When a company is ready to file its ANDA, the Act requires it to declare how its activities when it begins to market the drug will relate to patents listed in the Orange Book; there are four options, or "certifications": it can state that there never were patents listed, that listed patents have expired, that it will not market the drug until the all the patents listed in the Orange Book have expired, or that it believes the patents in the Orange Book are not relevant or are invalid. These four alternatives are called the Paragraph I, II, III, and IV certifications ). The Act incentivizes companies to file paragraph IV certifications by rewarding the first company to file an ANDA with such a certification with 180 days of administrative exclusivity if their ANDA is approved; during that period the FDA cannot approve another generic. Because the Act also makes clear that filing an ANDA with a paragraph IV certification is an act of patent infringement, the law actually promotes litigation between private parties; the innovator is prompted to commence patent enforcement litigation against the generic infringer, and the generic company is incentivized to file a countersuit to have the patents listed in the Orange Book declared invalid.

Consequences

Passage of the law prompted a gold rush into the generic industry and a crush of applications, which the FDA was not prepared to handle. A series of scandals soon arose that shook public confidence in generic drugs; there were several instances in which companies obtained bioequivalence data fraudulently, by using the branded drug in their tests instead of their own product, and a congressional investigation found corruption at the FDA, where employees were accepting bribes to approve some generic companies' applications and delaying or denying others.

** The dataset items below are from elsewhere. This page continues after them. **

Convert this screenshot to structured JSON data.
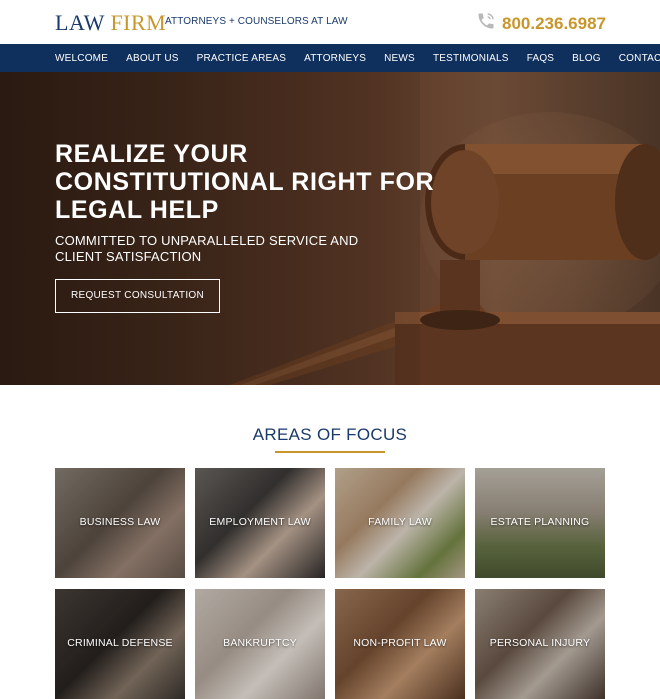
{
  "header": {
    "logo_word1": "LAW",
    "logo_word2": "FIRM",
    "tagline": "ATTORNEYS + COUNSELORS AT LAW",
    "phone": "800.236.6987",
    "phone_icon": "phone-icon",
    "accent_color": "#c9962b",
    "brand_color": "#1a3a6b"
  },
  "nav": {
    "items": [
      {
        "label": "WELCOME"
      },
      {
        "label": "ABOUT US"
      },
      {
        "label": "PRACTICE AREAS"
      },
      {
        "label": "ATTORNEYS"
      },
      {
        "label": "NEWS"
      },
      {
        "label": "TESTIMONIALS"
      },
      {
        "label": "FAQS"
      },
      {
        "label": "BLOG"
      },
      {
        "label": "CONTACT US"
      }
    ]
  },
  "hero": {
    "headline": "REALIZE YOUR CONSTITUTIONAL RIGHT FOR LEGAL HELP",
    "subheadline": "COMMITTED TO UNPARALLELED SERVICE AND CLIENT SATISFACTION",
    "cta_label": "REQUEST CONSULTATION"
  },
  "areas": {
    "title": "AREAS OF FOCUS",
    "tiles": [
      {
        "label": "BUSINESS LAW"
      },
      {
        "label": "EMPLOYMENT LAW"
      },
      {
        "label": "FAMILY LAW"
      },
      {
        "label": "ESTATE PLANNING"
      },
      {
        "label": "CRIMINAL DEFENSE"
      },
      {
        "label": "BANKRUPTCY"
      },
      {
        "label": "NON-PROFIT LAW"
      },
      {
        "label": "PERSONAL INJURY"
      }
    ]
  }
}
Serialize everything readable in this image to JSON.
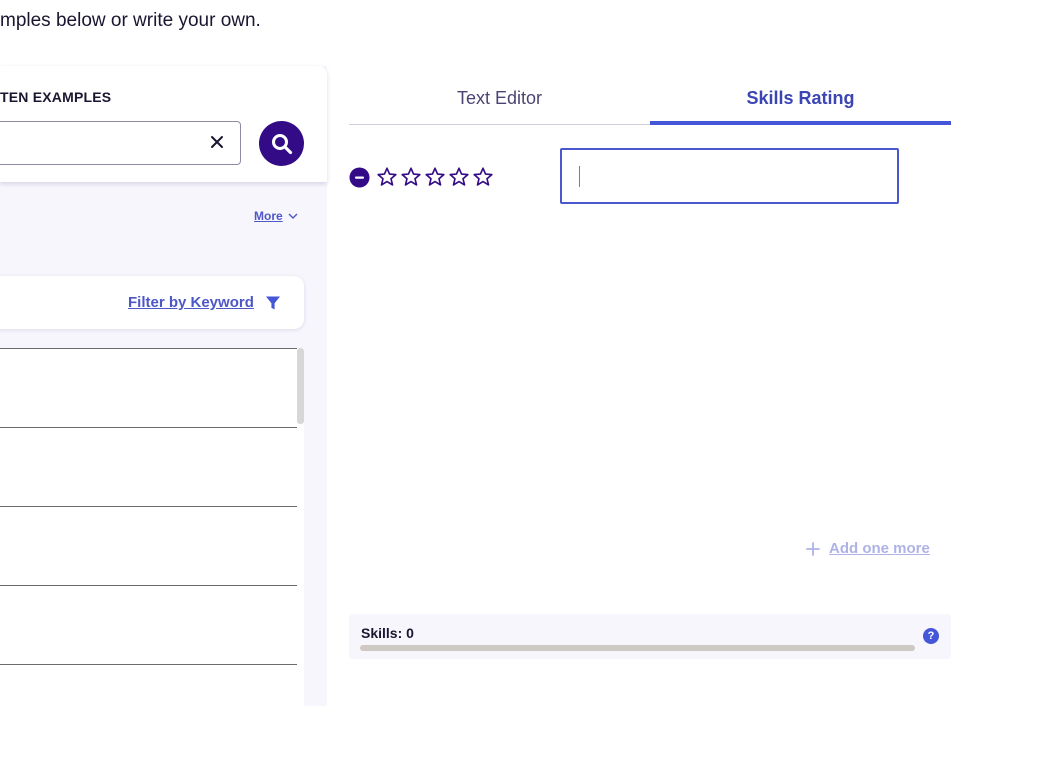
{
  "intro_text": "mples below or write your own.",
  "examples": {
    "title": "TEN EXAMPLES",
    "search": {
      "value": "",
      "placeholder": ""
    },
    "more_label": "More",
    "filter_label": "Filter by Keyword",
    "results": [
      {},
      {},
      {},
      {}
    ]
  },
  "tabs": [
    {
      "label": "Text Editor",
      "active": false
    },
    {
      "label": "Skills Rating",
      "active": true
    }
  ],
  "skill_row": {
    "rating": 0,
    "max_rating": 5,
    "value": ""
  },
  "add_more_label": "Add one more",
  "skills_summary": {
    "label": "Skills: 0",
    "progress": 0,
    "help_icon": "?"
  },
  "colors": {
    "primary": "#340b87",
    "accent": "#4556d8",
    "link": "#4d57c7"
  }
}
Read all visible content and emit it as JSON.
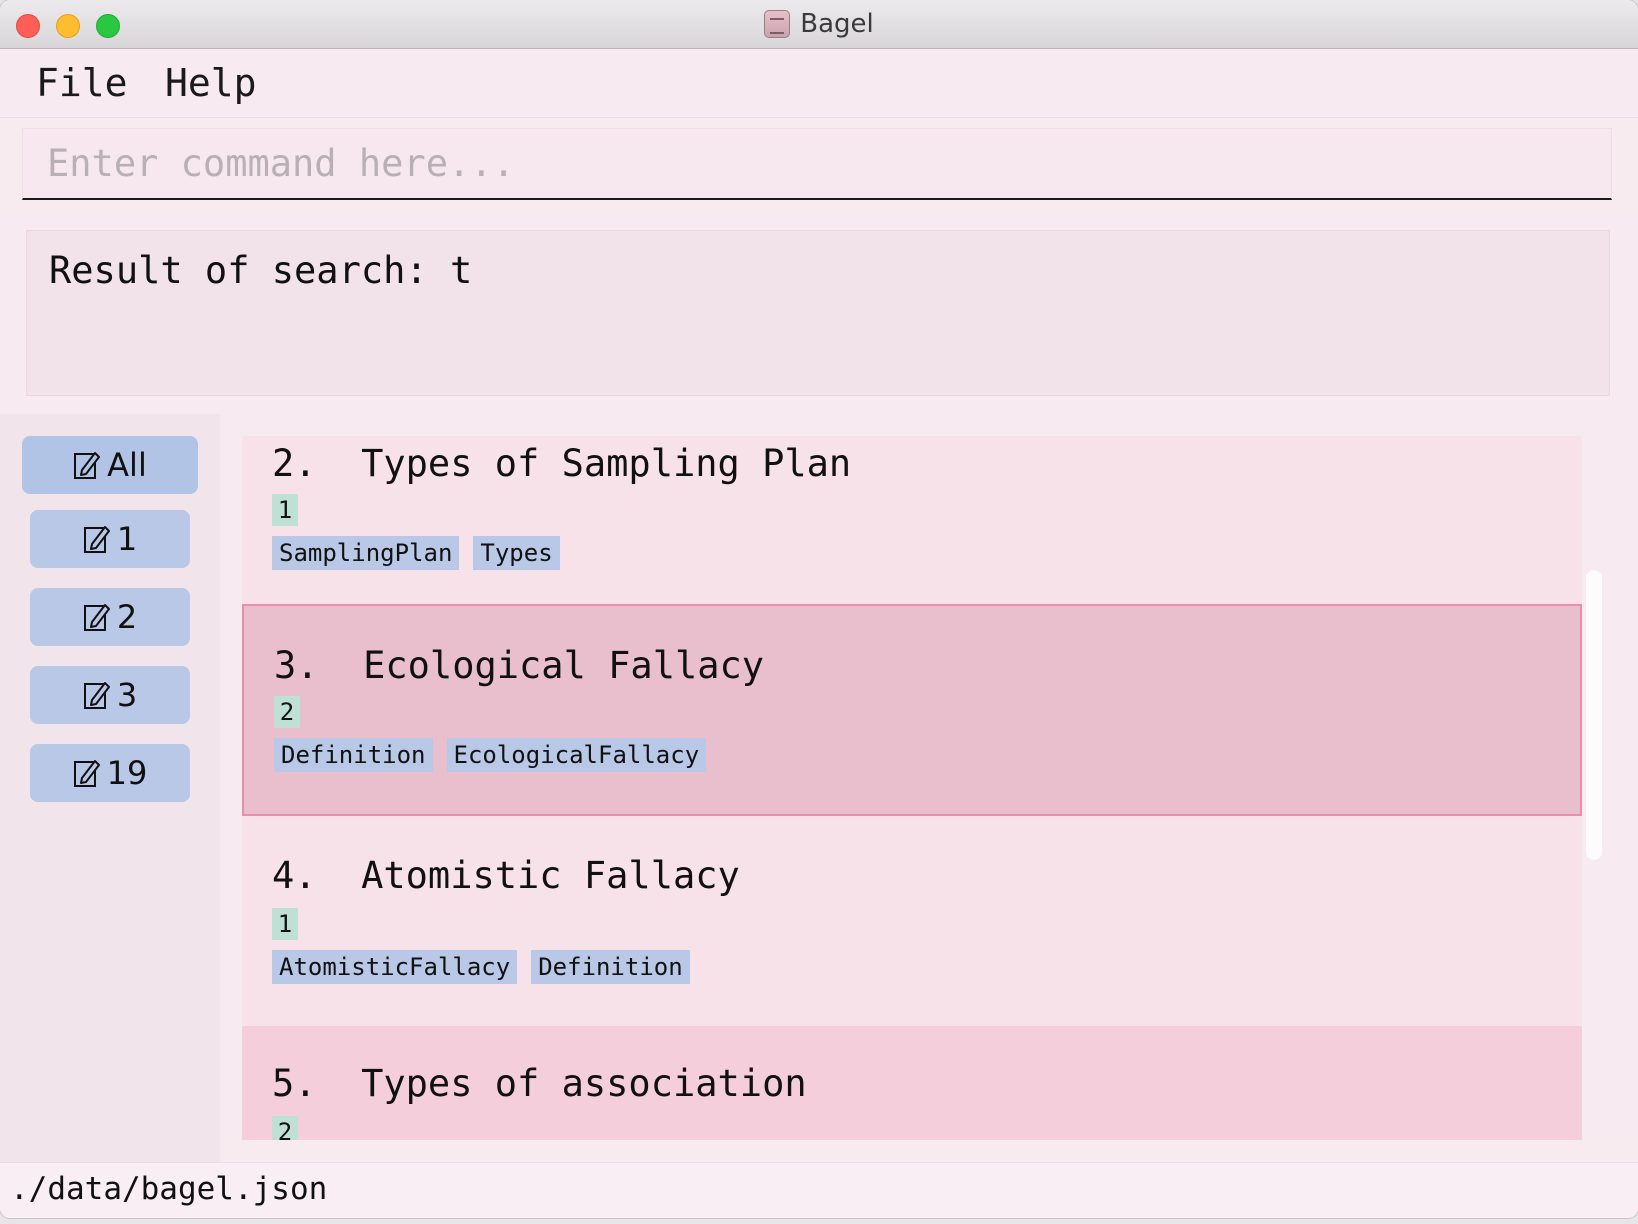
{
  "window": {
    "title": "Bagel",
    "app_icon": "notebook-icon"
  },
  "menu": {
    "file": "File",
    "help": "Help"
  },
  "command": {
    "placeholder": "Enter command here...",
    "value": ""
  },
  "result": {
    "text": "Result of search: t"
  },
  "sidebar": {
    "all_label": "All",
    "icon": "edit-note-icon",
    "items": [
      {
        "label": "1"
      },
      {
        "label": "2"
      },
      {
        "label": "3"
      },
      {
        "label": "19"
      }
    ]
  },
  "cards": [
    {
      "title": "2.  Types of Sampling Plan",
      "badge": "1",
      "tags": [
        "SamplingPlan",
        "Types"
      ],
      "selected": false
    },
    {
      "title": "3.  Ecological Fallacy",
      "badge": "2",
      "tags": [
        "Definition",
        "EcologicalFallacy"
      ],
      "selected": true
    },
    {
      "title": "4.  Atomistic Fallacy",
      "badge": "1",
      "tags": [
        "AtomisticFallacy",
        "Definition"
      ],
      "selected": false
    },
    {
      "title": "5.  Types of association",
      "badge": "2",
      "tags": [],
      "selected": false
    }
  ],
  "status": {
    "path": "./data/bagel.json"
  },
  "colors": {
    "background": "#f7eaf0",
    "tag": "#b8c8e6",
    "badge": "#bfe0d4",
    "selected": "#eabfcd",
    "selected_border": "#ea8fab"
  }
}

With time the law became successful in promoting the introduction of generics; in 1983 only 35% of top-selling branded drugs with expired patents had generic competition, and only 13% of prescriptions were for generics but in 2012, 84% of prescriptions in the US were filled with generic drugs.
There have been issues with litigation incentivized by the Act. Once the parties are in litigation, they can choose to fight the litigation to the end, or they may choose to settle the litigation. Some of these settlements have been found to be invalid reverse payment patent settlement agreements and have been struck down in court.
The FDA has been slow to adopt regulations for the introduction of generic versions of biopharmaceutical drugs because the manufacturing of biopharmaceuticals is so much more complicated than small molecule drugs. Innovator companies have emphasized those complications while generic companies, insurance companies, and consumers have advocated for the FDA to finalize their process.